Millions of Russian crime money funnelled into Belgium by two Lithuanian banks
    Share article:

    Millions of Russian crime money funnelled into Belgium by two Lithuanian banks

    © Pxhere
    © Pxhere

    Billions of euros worth of anonymous Russian money has been funnelled illegally from tax havens back into the EU, via two banks in Lithuania. That’s the conclusion of an international investigation carried out by the International Consortium for Investigative Journalism, who received a leak of documents covering more than one million bank transactions

    Flemish journalist Kristof Clerix of Knack magazine is a member of the committee. At least some of the money was the proceeds of crimes other than tax evasion, he told VRT Radio, and hundreds of Belgian companies received legitimate payments from the illegitimate funds.

    “Companies who delivered goods and services to Russia were not paid by Russia, but through companies in tax havens such as the British Virgin Islands, Panama and Belize,” he explained. “These offshore constructions had bank accounts in Lithuania.” The set-up is a simple method of disguising the true origins of money paid.”

    According to the leaked documents, some 650 Belgian companies received as much as 131 million euros in payments between 2004 and 2013, from a total flow of shady Russian money running into the billions. “But the Belgian companies are not necessarily guilty of money laundering,” Clerix said. “First we have to prove the criminal origin of the money, and then show that the companies were aware of it.”

    One of the Lithuanian banks, Uklo Bankas, was investigated back in 2010 for money laundering.

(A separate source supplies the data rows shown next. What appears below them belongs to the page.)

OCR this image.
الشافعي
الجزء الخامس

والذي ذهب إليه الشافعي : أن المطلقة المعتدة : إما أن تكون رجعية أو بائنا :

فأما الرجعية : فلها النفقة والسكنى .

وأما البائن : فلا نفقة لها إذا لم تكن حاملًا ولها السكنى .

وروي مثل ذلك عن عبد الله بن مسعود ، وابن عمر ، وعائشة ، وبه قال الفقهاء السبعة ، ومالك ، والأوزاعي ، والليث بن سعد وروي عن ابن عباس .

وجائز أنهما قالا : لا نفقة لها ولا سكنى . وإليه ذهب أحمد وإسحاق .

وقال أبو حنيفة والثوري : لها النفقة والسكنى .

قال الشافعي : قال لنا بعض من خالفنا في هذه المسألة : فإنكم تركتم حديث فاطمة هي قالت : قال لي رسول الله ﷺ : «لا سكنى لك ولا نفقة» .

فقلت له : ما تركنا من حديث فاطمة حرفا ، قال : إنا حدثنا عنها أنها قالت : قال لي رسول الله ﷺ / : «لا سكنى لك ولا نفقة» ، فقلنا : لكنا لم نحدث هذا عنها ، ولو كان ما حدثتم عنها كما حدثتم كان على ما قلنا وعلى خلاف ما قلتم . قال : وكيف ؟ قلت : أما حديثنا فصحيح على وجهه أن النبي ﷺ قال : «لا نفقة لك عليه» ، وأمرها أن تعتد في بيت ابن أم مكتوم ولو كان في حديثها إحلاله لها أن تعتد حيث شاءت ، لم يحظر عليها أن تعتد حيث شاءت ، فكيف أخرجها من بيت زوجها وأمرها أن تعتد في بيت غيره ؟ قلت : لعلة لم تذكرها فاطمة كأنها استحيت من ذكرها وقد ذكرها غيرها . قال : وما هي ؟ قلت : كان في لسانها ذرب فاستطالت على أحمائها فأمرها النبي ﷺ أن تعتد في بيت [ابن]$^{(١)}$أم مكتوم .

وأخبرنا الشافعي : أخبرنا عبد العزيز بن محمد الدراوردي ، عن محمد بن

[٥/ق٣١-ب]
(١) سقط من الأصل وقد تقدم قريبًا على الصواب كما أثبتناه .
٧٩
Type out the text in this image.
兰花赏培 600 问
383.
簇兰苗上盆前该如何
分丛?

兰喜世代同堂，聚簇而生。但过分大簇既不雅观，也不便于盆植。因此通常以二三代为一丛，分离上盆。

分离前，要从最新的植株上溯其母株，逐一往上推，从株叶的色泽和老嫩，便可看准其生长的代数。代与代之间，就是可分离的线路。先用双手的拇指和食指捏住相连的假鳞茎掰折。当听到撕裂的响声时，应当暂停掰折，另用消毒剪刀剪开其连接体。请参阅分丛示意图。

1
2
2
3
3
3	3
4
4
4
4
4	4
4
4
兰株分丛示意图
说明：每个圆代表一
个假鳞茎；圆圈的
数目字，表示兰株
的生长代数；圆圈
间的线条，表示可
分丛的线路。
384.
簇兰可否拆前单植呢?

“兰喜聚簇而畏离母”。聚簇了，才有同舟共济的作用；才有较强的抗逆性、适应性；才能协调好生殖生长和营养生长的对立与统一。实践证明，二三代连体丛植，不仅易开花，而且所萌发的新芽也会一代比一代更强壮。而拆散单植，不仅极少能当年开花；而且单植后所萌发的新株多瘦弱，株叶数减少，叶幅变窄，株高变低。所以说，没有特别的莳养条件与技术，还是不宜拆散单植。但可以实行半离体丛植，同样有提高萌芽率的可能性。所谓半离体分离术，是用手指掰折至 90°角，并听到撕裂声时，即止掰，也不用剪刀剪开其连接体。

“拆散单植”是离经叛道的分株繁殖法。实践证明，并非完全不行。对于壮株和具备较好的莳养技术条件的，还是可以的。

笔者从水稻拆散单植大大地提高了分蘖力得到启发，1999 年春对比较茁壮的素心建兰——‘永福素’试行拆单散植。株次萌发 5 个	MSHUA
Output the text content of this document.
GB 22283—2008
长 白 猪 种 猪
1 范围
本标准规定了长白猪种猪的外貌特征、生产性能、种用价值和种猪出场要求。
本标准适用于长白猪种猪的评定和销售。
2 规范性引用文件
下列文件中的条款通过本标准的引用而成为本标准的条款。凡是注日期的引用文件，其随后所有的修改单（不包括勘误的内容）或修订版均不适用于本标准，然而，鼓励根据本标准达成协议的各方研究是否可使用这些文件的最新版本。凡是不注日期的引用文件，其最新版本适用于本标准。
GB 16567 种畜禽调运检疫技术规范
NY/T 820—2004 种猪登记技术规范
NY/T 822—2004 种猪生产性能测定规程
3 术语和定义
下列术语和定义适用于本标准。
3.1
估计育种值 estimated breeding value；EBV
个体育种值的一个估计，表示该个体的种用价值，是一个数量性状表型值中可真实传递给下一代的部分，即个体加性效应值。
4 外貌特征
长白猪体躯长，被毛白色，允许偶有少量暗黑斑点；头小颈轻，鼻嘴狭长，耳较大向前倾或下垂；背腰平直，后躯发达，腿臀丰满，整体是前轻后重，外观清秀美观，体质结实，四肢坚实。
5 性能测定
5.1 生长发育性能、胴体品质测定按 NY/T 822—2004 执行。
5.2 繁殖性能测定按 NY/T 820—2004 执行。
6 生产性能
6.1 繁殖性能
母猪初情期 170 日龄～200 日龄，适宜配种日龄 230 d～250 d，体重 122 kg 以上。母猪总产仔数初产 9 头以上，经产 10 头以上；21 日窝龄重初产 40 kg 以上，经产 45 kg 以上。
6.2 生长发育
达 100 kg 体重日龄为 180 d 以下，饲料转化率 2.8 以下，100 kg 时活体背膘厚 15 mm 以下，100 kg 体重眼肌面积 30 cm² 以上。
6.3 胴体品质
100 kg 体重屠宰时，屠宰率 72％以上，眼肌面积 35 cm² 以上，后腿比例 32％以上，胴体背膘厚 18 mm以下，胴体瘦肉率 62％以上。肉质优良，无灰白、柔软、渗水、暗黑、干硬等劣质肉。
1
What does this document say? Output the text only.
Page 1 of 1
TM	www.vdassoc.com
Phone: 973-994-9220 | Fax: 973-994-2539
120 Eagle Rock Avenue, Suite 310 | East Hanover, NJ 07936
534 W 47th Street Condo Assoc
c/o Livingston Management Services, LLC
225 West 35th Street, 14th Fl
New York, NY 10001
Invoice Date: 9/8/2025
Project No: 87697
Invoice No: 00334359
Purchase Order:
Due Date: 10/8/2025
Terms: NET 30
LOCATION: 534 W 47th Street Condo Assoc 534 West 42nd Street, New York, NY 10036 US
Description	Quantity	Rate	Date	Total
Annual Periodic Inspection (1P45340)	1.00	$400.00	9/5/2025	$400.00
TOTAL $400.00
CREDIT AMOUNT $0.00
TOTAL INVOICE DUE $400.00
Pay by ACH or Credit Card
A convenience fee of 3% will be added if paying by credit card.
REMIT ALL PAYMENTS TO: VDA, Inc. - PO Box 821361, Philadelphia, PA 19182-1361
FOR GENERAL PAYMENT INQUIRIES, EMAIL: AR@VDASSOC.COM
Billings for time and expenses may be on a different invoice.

The Belgian banks involved had themselves a responsibility to report suspicions regarding the origins of the money – why was a Russian bill being paid through a Lithuanian bank? – but neither the banks nor the anti-money laundering agency are allowed to comment on whether that was done or not.

    The Lithuanian bank investigated in 2010 was closed three years later when it came to light that there were connections between bank employees and officials of the Lithuanian anti-money laundering office.